Este episodio -acertado o no-, constituye un acto de censura del que ni Trump ni Biden, ni ningún personaje público puede ser víctima. Porque a fin de cuentas sucede en medio de una emisión en vivo, donde uno de los candidatos a la presidencia está entregando su visión de lo que está sucediendo. Errada, falsa, distorsionada o no, los electores, los ciudadanos, los públicos tienen el derecho a acceder a este mensaje y a evaluarlo en su propio mérito. Los medios de comunicación tienen también el derecho a resolver qué emitir, pero cuando se trata de situaciones de alta relevancia como la controversia en torno a cómo se está definiendo un proceso electoral, no es lícito dejar a sus públicos sin el derecho a acceder a estas declaraciones. Lo correcto sería cotejar el grado de falsedad o de inconsistencia de los argumentos dados por el Presidente Trump y contrastar sus juicios. Desenmascarar las mentiras, pero no silenciarlas. Un camino que sí hizo CNN al emitir su discurso, pero resaltar en pantalla que no se entregaban antecedentes que avalaran las denuncias del candidato derrotado. Tanto la Convención Americana de Derechos Humanos como Corte Interamericana de Derechos Humanos son claros al respecto: “…cuando se restringe ilegalmente la libertad de expresión de un individuo, no sólo es el derecho de ese individuo el que está siendo violado, sino también el derecho de todos a ‘recibir’ informaciones e ideas”, un factor que altera y afecta la calidad de la democracia.

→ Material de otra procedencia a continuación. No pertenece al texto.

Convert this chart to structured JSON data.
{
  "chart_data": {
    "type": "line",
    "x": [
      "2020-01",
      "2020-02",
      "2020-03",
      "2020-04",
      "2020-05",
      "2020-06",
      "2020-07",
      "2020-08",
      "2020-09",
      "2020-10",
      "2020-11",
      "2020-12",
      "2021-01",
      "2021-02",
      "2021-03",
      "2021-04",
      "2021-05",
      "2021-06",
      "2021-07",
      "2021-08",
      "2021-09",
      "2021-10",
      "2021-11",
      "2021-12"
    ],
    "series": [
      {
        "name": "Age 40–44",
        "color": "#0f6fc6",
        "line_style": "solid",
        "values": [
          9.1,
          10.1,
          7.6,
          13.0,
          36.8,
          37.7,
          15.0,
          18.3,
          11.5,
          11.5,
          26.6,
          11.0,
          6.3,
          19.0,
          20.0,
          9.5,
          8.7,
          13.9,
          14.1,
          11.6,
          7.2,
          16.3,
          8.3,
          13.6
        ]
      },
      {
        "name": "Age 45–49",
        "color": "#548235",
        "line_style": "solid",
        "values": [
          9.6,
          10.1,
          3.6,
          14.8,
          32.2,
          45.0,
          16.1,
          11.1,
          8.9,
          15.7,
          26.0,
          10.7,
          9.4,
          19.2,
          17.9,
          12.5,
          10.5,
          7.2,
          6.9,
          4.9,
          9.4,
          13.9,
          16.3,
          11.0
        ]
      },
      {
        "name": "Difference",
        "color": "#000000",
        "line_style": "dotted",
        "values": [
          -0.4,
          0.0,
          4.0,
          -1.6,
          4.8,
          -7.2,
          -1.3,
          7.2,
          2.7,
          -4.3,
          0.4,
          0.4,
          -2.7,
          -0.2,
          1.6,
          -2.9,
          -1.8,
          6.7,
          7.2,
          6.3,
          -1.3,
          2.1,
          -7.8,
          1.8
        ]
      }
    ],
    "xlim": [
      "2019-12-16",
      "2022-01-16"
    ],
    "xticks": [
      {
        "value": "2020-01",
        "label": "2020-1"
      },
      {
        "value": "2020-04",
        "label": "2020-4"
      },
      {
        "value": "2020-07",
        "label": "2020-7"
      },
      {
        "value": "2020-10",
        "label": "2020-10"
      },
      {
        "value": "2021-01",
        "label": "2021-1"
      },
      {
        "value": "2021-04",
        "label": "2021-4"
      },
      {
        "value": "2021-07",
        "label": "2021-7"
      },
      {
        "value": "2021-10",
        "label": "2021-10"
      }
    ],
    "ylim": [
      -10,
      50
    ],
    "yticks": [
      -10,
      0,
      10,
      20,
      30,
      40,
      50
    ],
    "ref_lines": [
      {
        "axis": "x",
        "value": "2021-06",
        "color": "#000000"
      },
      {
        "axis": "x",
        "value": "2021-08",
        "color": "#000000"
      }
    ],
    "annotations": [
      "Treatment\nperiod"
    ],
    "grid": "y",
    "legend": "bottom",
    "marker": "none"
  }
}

Lo correcto sería cotejar el grado de falsedad o de inconsistencia de los argumentos dados por el Presidente Trump y contrastar sus juicios. Desenmascarar las mentiras, pero no silenciarlas.

El perfil del mentiroso

Para comprender mejor esta conducta embustera, esta farsante patología del mandatario estadounidense hay que saber que es un sujeto que se para frente a la sociedad mediatizada como un triunfador, un empresario exitoso, agresivo, demoledor, burdo, directo, políticamente incorrecto producto de su propio e ignorante desparpajo. Un pragmático charlatán retórico, aprovechador de las oportunidades que le brinda la sociedad estadounidense vista en su dimensión de ciudadano-consumidor maltratado, desplazado, olvidado, ignorado.

Su principal atributo fue su narcisismo sociogenético, ese perfil de conflictivo y avasallante conductor por más de una década de un exitoso reality televisivo de la cadena NBC, donde ponía en juego su astucia autoritaria, el bullying descarado frente a los más débiles, la misoginia y sus recursos económicos al servicio de la búsqueda de un nuevo ejecutivo para sus empresas. Toda una artillería de marketing político que además se revistió de un aliado clave, su personalidad y su carisma como construcción mediática de todopoderoso.

Es más bien un aparecido que despertó el arsenal fantasmagórico de la esencia americana del “way of life” de la Guerra Fría…

Mirado de este modo, el 2016 como candidato no fue más que un espejo identitario de los sueños y deseos de sus electores fanáticos, que el 2020 superan los 70 millones. No se representa ni define por el contenido democrático, no implica racionalidad política clásica, no se vale del contencioso y también arrogante capital simbólico y económico de las élites gobernantes. Es más bien un aparecido que despertó el arsenal fantasmagórico de la esencia americana del “way of life” de la Guerra Fría…

A fin de cuentas, este neófito republicano oportunista no hizo más que llevar el ejercicio de la Presidencia a los territorios simbólicos que él conocía y dominaba mejor; no los de un Jefe de Estado, sino los de una estrella televisiva que hizo de la Casa Blanca un set para seguir jugando un spin off de El Aprendiz.